Generative Image Models and Representation Learning
Vision is the problem of mapping visual data to representations. This section examines that mapping and its inverse—mapping representations to data—and forges a tight link between them. This part of the book covers some of the same topics as in other parts but with a new set of tools that revolve primarily around deep neural nets. These tools are highly effective and provide a simple and unified framework for dealing with a large family of problems in computer vision.
Outline
Chapter 30 Representation Learning introduces the idea of representation learning, where the goal is to train a model that produces good representations of the raw data, such as vector embeddings.

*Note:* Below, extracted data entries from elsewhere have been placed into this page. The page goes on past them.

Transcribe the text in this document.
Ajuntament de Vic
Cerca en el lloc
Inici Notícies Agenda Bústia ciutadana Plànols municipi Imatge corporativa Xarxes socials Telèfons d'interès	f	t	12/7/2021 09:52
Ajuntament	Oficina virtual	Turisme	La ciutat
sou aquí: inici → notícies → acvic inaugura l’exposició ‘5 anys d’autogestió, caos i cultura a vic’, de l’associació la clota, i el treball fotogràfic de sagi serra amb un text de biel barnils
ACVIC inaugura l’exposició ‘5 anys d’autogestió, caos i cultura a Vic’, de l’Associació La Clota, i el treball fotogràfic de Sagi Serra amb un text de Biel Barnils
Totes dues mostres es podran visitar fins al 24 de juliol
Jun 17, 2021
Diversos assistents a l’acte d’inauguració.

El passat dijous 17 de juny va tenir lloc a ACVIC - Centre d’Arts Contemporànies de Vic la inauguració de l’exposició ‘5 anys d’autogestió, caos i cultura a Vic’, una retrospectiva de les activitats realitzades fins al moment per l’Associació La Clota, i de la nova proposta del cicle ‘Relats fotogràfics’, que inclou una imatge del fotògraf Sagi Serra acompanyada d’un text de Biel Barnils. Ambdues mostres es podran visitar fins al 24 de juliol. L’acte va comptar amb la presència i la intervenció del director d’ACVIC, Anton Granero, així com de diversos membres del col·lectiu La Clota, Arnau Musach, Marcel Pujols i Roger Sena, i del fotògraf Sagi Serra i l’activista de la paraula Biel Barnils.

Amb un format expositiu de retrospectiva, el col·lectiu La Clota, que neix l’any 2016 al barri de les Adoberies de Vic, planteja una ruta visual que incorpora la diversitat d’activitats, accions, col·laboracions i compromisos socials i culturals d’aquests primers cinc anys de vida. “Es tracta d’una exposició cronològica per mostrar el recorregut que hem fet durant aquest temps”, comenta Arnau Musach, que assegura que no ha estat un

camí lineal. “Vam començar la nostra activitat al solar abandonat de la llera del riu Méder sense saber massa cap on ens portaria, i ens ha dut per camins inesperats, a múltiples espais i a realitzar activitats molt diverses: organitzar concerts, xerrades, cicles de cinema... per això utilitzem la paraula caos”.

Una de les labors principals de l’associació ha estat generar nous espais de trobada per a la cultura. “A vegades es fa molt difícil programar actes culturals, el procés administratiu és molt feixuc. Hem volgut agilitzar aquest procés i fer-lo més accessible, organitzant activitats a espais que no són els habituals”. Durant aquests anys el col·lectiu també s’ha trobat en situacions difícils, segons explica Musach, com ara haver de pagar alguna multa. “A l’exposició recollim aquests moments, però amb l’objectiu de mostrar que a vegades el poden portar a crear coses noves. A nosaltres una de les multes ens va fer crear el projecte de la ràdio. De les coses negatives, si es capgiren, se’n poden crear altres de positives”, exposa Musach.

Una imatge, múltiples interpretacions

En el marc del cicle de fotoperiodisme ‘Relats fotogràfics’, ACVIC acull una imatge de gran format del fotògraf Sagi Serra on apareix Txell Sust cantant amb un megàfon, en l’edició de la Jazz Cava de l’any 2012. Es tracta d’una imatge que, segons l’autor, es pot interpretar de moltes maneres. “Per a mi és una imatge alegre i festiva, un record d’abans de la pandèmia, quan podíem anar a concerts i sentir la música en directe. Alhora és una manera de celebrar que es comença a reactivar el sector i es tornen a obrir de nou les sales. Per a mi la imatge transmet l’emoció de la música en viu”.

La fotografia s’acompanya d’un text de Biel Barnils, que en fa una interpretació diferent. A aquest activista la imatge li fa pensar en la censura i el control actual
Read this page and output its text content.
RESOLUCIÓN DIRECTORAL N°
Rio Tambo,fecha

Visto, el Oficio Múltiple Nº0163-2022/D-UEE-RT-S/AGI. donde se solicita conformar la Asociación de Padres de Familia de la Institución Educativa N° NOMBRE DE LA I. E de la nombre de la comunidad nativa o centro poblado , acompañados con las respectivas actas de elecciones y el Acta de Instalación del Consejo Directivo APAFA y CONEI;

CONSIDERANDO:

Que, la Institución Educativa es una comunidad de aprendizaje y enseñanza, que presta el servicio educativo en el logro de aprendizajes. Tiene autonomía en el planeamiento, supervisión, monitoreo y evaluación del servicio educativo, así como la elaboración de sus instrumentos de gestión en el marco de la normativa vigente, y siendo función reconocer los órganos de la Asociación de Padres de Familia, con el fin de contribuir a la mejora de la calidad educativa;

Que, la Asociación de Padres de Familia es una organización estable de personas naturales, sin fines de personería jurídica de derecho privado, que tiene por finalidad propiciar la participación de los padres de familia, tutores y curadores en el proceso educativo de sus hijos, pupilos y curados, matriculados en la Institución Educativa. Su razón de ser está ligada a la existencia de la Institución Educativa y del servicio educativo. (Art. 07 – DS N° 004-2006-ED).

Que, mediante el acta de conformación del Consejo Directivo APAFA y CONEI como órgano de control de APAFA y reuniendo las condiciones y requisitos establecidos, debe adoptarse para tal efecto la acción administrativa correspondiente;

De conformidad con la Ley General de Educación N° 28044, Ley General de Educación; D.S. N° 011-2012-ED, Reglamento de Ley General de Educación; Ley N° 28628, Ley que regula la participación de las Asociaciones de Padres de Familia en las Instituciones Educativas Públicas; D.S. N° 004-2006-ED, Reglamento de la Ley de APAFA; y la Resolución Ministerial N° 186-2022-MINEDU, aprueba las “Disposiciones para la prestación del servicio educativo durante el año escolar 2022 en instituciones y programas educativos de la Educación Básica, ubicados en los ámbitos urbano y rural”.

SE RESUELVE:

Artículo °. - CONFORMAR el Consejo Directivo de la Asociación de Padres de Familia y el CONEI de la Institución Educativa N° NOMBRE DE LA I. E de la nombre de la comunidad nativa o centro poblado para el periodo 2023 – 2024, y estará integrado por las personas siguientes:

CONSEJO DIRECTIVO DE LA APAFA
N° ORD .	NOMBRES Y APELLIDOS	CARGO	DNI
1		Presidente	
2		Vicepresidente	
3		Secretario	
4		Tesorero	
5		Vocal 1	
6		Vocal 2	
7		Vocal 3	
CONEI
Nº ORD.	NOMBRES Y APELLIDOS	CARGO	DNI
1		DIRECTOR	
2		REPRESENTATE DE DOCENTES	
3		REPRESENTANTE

Chapter 31 Perceptual Grouping zooms in on the particular problem of identifying perceptual groups, which are an important kind of visual representation with a long history in vision science.
Chapter 32 Generative Models describes generative models that synthesize images.
Chapter 33 Generative Modeling Meets Representation Learning forges a connection between representation learning and generative modeling, describing these as inverses of each other.
Chapter 34 Conditional Generative Models extends generative models to the conditional setting, where some data is synthesized based on other data.
Notation
This part deals extensively with random variables and probability distributions. See the Notation section before chapter 1 for our conventions. A few reminders follow.
\(X\) and \(Y\) are random variables, while \(x\) and \(y\) are realizations of those variables. \(\mathcal{X}\) and \(\mathcal{Y}\) are the domains of those variables.
\(p(X)\) is a distribution over \(X\); that is, \(p(X)\) is a function over the domain \(\mathcal{X}\). Conversely, \(p(\mathbf{x})\) is the probability of a realization \(X=\mathbf{x}\). It is short for \(p(X = \mathbf{x})\), and it is a scalar.